Hōonkō (報恩講) is a holiday in the Jodo Shinshu tradition of Buddhism which commemorates the death of its founder, Shinran Shonin. Depending on whether the old Japanese lunar calendar is used, or the western Gregorian calendar, typically this holiday is observed either in around 28 November (as in the Higashi Honganji) or early January from the 9th to the 16th (as in the Nishi Honganji) respectively. This holiday is among the most important observed in the Jodo Shinshu tradition. The observance began after Shinran's youngest daughter, Kakushinni , assumed administration of Shinran's mausoleum, a duty later inherited by her descendants, who ultimately became the Monshu of Jodo Shinshu. In the word hōonkō; 'hōon' means "return of gratitude" and 'ko' means "to clarify the meaning of" or "gathering"'.

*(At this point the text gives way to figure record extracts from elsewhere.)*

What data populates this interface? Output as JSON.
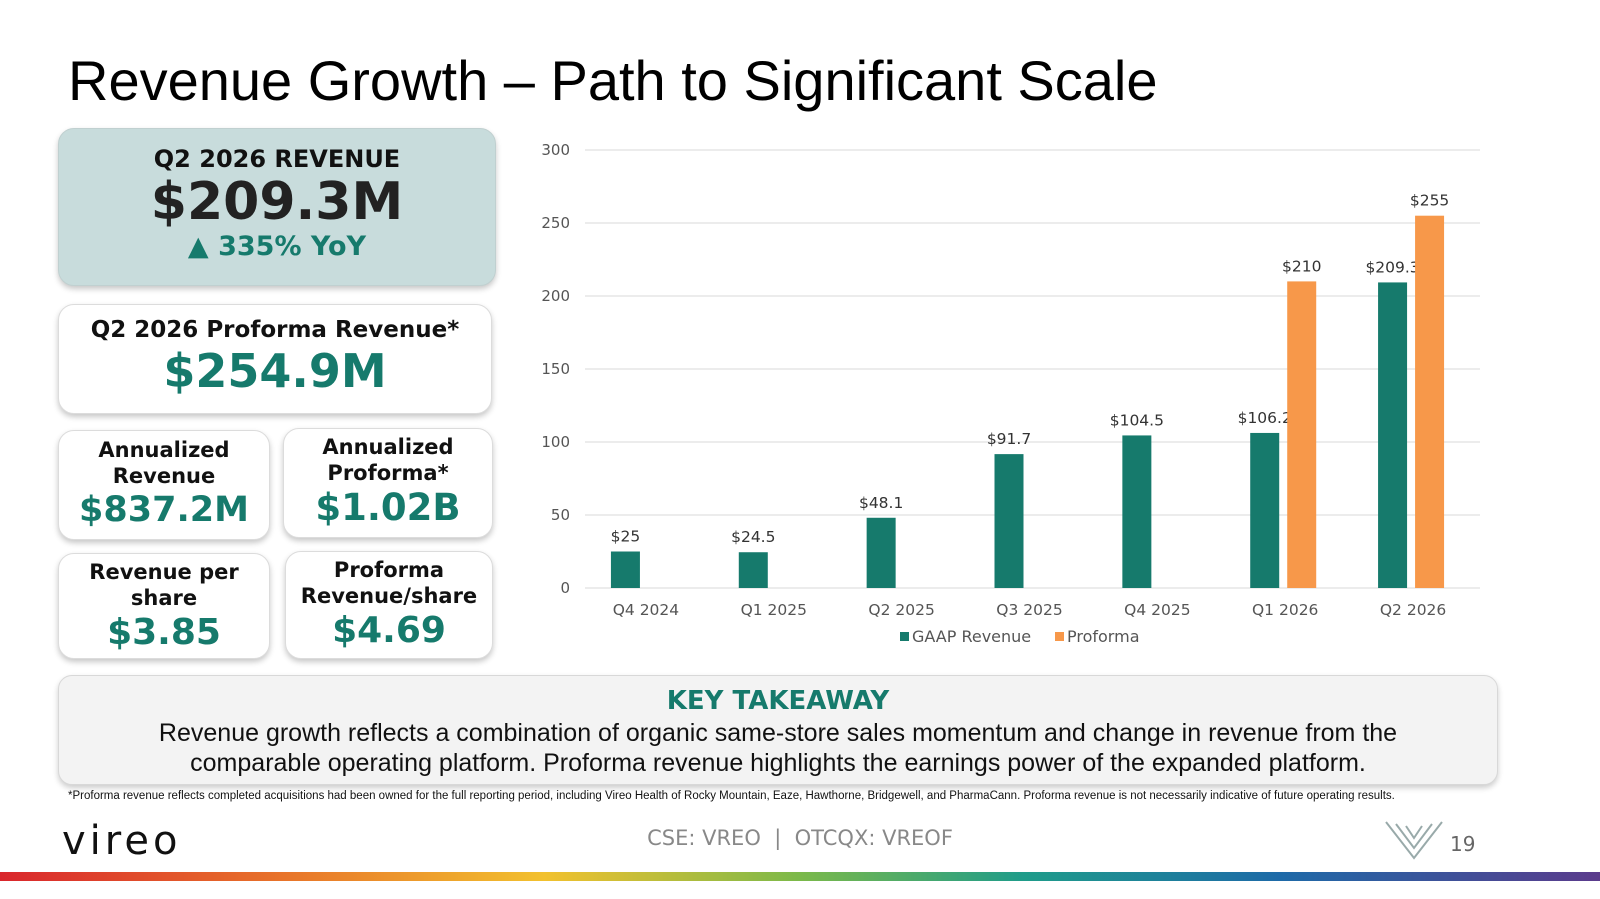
{
  "slide": {
    "title": "Revenue Growth – Path to Significant Scale",
    "page_number": "19",
    "ticker": "CSE: VREO  |  OTCQX: VREOF",
    "logo": "vireo"
  },
  "kpis": {
    "q2_revenue": {
      "label": "Q2 2026 REVENUE",
      "value": "$209.3M",
      "yoy": "▲ 335% YoY"
    },
    "q2_proforma": {
      "label": "Q2 2026 Proforma Revenue*",
      "value": "$254.9M"
    },
    "annualized_revenue": {
      "label_line1": "Annualized",
      "label_line2": "Revenue",
      "value": "$837.2M"
    },
    "annualized_proforma": {
      "label_line1": "Annualized",
      "label_line2": "Proforma*",
      "value": "$1.02B"
    },
    "revenue_per_share": {
      "label_line1": "Revenue per",
      "label_line2": "share",
      "value": "$3.85"
    },
    "proforma_per_share": {
      "label_line1": "Proforma",
      "label_line2": "Revenue/share",
      "value": "$4.69"
    }
  },
  "takeaway": {
    "title": "KEY TAKEAWAY",
    "body": "Revenue growth reflects a combination of organic same-store sales momentum and change in revenue from the comparable operating platform. Proforma revenue highlights the earnings power of the expanded platform."
  },
  "footnote": "*Proforma revenue reflects completed acquisitions had been owned for the full reporting period, including Vireo Health of Rocky Mountain, Eaze, Hawthorne, Bridgewell, and PharmaCann.  Proforma revenue is not necessarily indicative of future operating results.",
  "colors": {
    "gaap": "#167a6c",
    "proforma": "#f7984a",
    "accent": "#167a6c"
  },
  "chart_data": {
    "type": "bar",
    "categories": [
      "Q4 2024",
      "Q1 2025",
      "Q2 2025",
      "Q3 2025",
      "Q4 2025",
      "Q1 2026",
      "Q2 2026"
    ],
    "series": [
      {
        "name": "GAAP Revenue",
        "values": [
          25,
          24.5,
          48.1,
          91.7,
          104.5,
          106.2,
          209.3
        ],
        "labels": [
          "$25",
          "$24.5",
          "$48.1",
          "$91.7",
          "$104.5",
          "$106.2",
          "$209.3"
        ]
      },
      {
        "name": "Proforma",
        "values": [
          null,
          null,
          null,
          null,
          null,
          210,
          255
        ],
        "labels": [
          "",
          "",
          "",
          "",
          "",
          "$210",
          "$255"
        ]
      }
    ],
    "ylim": [
      0,
      300
    ],
    "yticks": [
      0,
      50,
      100,
      150,
      200,
      250,
      300
    ],
    "grid": true,
    "legend": "bottom"
  }
}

A typical service for Hoonko will consist of reciting Shinran's hymn, the Shoshinge, and a reading from the life of Shinran. Followers will sometimes observe a strict diet that day, preferring to eat shōjin ryōri or "Buddhist cuisine", though this is entirely optional. Temple services will often serve Buddhist cuisine after service, including vegetarian ozōni, adzuki, and mochi.

== History ==
In the first decade after the death of Shinran, his grave in the eastern hills of Kyoto known as Otani (now Higashiyama-ku) was marked by a simple stone monument with the six kanji of the nenbutsu. At the initiative of Kakushinni, the ashes were moved in 1272. The new location in Otani was further west, near the original grave of Hōnen, and a small hexagonal chapel was built on land donated by Kakushinni that had belonged to her deceased husband. Yearly ceremonies were celebrated by Shin followers from the beginning of this mausoleum. Shinran's great grandson Kakunyo was instrumental in establishing the Hōonkō rituals.